Das wird in der Aufführung der Scala schreiend komisch, wenngleich Bruno Max auch eine Rahmenhandlung dazu erfunden hat, die die Dinge deutlich macht. Da sitzen sie nämlich alle wie am Fließband in einer Werkstatt, machen Schuhe und räsonieren über ihr Schicksal. Vor der Handlung und auch nach dem Happyend: Sie sollen nicht meinen, die armen Leute, dass es für sie je wirklich gut ausgehen kann… Das ist eine intelligente und stilsichere Art der Verdeutlichung einer Situation, die Max (in einem überaus geschickten Bühnenbild, bei dem Marcus Ganser mitwirkte, in ebenso geschickt stilisierten Kostümen von Anna Pollack) gar nicht ins Biedermeier versetzt. Nicht einmal in den Vormärz. Und auch nicht (von einer kleinen Pointe abgesehen) zwanghaft ins Heute. Das spielt im Nestroy-Land, und das ist eine wunderbare Theaterwelt für sich.
Die Handlung ist, wie gesagt, gequirlter Blödsinn, und der Regisseur nimmt sie als solche nicht eine Minute ernst. Da wird, teilweise auch in überzogener Slapstick-Manier, ganz einfach parodiert, was da abläuft. Die Figuren jedoch behalten ihre Substanz – sie wirbeln zwar künstlich herum, stimmen aber in sich. Ein bemerkenswerter Balanceakt.
Der Wendelin des Philipp Stix ist ein Prachtbursche, ein Kraftlackl, ein ehrlicher Empörer mit Revoluzzer-Seele, exakt und beschwingt zugleich, von Wünschen und Forderungen gelenkt, von Ängsten und Nöten getrieben. Und er darf auch – wann war das in Wien zuletzt der Fall? – zu normaler Musik (danke Frizz Fischer) seine Couplets singen. Und der Regisseur erspart sich billige Seitenhiebe auf das tägliche Geschehen. Nur einmal… aber davon später.
Und natürlich ist auch der alte Pfrim des Bernie Feit eine Prachtleistung: dauerbesoffen und entsprechend laut, der Alptraum eines Ehemannes und die Seele von einem Vater.
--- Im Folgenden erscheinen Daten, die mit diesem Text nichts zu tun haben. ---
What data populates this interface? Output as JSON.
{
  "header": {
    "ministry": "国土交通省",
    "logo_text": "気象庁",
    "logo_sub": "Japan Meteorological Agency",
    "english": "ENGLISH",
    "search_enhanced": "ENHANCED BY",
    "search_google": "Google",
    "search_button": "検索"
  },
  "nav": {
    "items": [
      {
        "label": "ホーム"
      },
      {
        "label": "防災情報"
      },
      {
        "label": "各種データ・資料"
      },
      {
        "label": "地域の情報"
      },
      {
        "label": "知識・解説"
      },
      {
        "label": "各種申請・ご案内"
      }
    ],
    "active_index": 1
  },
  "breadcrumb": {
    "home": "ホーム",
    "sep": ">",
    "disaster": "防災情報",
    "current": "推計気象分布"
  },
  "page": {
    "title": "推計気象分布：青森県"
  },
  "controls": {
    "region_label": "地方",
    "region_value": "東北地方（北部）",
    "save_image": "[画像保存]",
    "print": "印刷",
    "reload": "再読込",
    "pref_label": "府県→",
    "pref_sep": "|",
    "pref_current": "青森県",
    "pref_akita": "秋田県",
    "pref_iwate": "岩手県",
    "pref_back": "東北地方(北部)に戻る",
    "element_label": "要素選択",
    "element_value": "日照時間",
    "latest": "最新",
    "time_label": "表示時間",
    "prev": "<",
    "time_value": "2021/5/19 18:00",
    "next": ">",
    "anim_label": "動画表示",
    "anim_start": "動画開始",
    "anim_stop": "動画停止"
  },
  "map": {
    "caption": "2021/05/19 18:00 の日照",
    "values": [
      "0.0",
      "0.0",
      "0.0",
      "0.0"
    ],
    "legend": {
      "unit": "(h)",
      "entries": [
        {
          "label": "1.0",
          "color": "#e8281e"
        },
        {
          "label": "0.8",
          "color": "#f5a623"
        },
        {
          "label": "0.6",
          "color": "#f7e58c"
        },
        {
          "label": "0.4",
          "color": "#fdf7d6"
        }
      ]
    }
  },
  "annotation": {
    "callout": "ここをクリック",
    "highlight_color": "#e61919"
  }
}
Säufer gelingen Nestroy (man denke an den Knieriem) einfach besonders gut… und gute Schauspieler danken es ihm.
Dritter im Bunde ist eine zappelnde Respektsperson, die ihren Rang ablegt, wenn er zum Liebenden mutiert: Matthias Tuzar als Thurming ist ein Virtuose der Körpersprache, übertreibt schamlos, wenn er den „Teufel“ spielt, für den Wendelin ihn hält, und wird bei der Hetzjagd, die der Regisseur ihm auferlegt, nicht einmal atemlos.
Drei Damen zeigen, dass Nestroy nicht so schlechte Frauenrollen schrieb, wie immer wieder behauptet wird, besonders ein Dienstbote wie Rosalie – herrlich: Johanna Rehm – steckt doch alle Männer souverän in die Tasche, Magdalena Hammer als Komtesse, die von dem bösen Vormund ausgebeutet und weggesperrt werden soll, wehrt sich wenigstens kräftig gegen ihr Schicksal, und Sibylle Kos als Pfrim-Gattin hat sich mit diesem gänzlich unlarmoyant abgefunden…
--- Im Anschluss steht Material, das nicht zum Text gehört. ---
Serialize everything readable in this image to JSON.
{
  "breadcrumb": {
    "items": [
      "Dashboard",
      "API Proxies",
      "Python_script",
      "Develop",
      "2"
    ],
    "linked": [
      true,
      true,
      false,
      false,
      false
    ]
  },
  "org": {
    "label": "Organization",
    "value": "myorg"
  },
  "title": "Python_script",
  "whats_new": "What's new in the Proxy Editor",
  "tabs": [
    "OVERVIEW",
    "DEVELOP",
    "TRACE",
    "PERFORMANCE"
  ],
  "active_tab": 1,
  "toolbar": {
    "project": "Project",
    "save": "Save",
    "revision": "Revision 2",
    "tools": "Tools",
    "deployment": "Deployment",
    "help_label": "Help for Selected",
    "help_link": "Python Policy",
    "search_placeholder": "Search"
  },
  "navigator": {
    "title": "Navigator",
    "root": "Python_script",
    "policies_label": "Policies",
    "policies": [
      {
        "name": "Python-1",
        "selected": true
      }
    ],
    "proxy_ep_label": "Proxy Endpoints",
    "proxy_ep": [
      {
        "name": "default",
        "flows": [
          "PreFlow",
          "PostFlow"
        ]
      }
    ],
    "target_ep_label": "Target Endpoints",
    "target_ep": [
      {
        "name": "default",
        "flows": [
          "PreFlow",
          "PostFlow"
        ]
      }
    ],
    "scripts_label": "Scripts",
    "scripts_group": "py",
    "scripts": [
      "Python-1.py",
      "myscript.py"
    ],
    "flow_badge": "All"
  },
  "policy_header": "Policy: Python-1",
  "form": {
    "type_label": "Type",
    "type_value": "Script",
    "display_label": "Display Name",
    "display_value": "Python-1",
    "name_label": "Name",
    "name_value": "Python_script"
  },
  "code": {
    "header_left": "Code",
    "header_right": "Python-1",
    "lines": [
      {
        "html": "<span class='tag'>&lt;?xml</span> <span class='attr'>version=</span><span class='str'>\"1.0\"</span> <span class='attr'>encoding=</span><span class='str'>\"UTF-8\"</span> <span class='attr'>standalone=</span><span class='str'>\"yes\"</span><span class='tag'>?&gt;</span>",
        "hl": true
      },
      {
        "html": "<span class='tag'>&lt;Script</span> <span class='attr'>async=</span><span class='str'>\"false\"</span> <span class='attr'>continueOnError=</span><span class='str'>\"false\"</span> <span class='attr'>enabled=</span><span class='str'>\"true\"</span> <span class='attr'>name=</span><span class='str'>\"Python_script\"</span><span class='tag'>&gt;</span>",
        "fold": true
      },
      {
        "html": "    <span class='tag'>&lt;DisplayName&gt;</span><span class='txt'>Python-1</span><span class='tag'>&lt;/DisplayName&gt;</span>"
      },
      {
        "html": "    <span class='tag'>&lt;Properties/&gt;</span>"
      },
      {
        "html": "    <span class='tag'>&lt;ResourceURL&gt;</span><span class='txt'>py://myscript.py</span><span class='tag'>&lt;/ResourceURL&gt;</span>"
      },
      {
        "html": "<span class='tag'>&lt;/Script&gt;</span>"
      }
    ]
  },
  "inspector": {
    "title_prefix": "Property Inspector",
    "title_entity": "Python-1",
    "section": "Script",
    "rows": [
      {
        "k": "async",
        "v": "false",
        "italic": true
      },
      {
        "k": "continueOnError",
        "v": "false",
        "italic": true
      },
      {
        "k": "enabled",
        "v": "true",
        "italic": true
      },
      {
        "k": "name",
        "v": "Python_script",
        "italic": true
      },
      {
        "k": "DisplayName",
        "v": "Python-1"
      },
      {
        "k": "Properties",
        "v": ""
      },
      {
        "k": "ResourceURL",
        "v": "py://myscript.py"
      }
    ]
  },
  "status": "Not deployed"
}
Mit Leopold Selinger und Georg Kusztrich als der böse und der gute Onkel der Komtesse sind zwei der besten Schauspieler des Hauses aufgeboten und agieren entsprechend, im übrigen gibt es eine Menge „Personal“, die sich ergötzlich, lautstark und komisch in mehreren Rollen umtun (Michael Werner, Leonhard Srajer, Philipp Schmidsberger) – und schließlich taucht da noch ein Staatssekretär auf, österreichisches Beamtentum der schlimmsten Sorte, und dass es Peter Fuchs schafft, von der ersten Sekunde an unverwechselbar als Herbert Kickl zu erscheinen – ja, das ist eine Pointe, die Nestroy, der immer so nahe an der Alltagsrealität war, zweifellos gefallen hätte. Und die ganze Aufführung auch. So wie dem Publikum, das begeisterten Beifall spendete.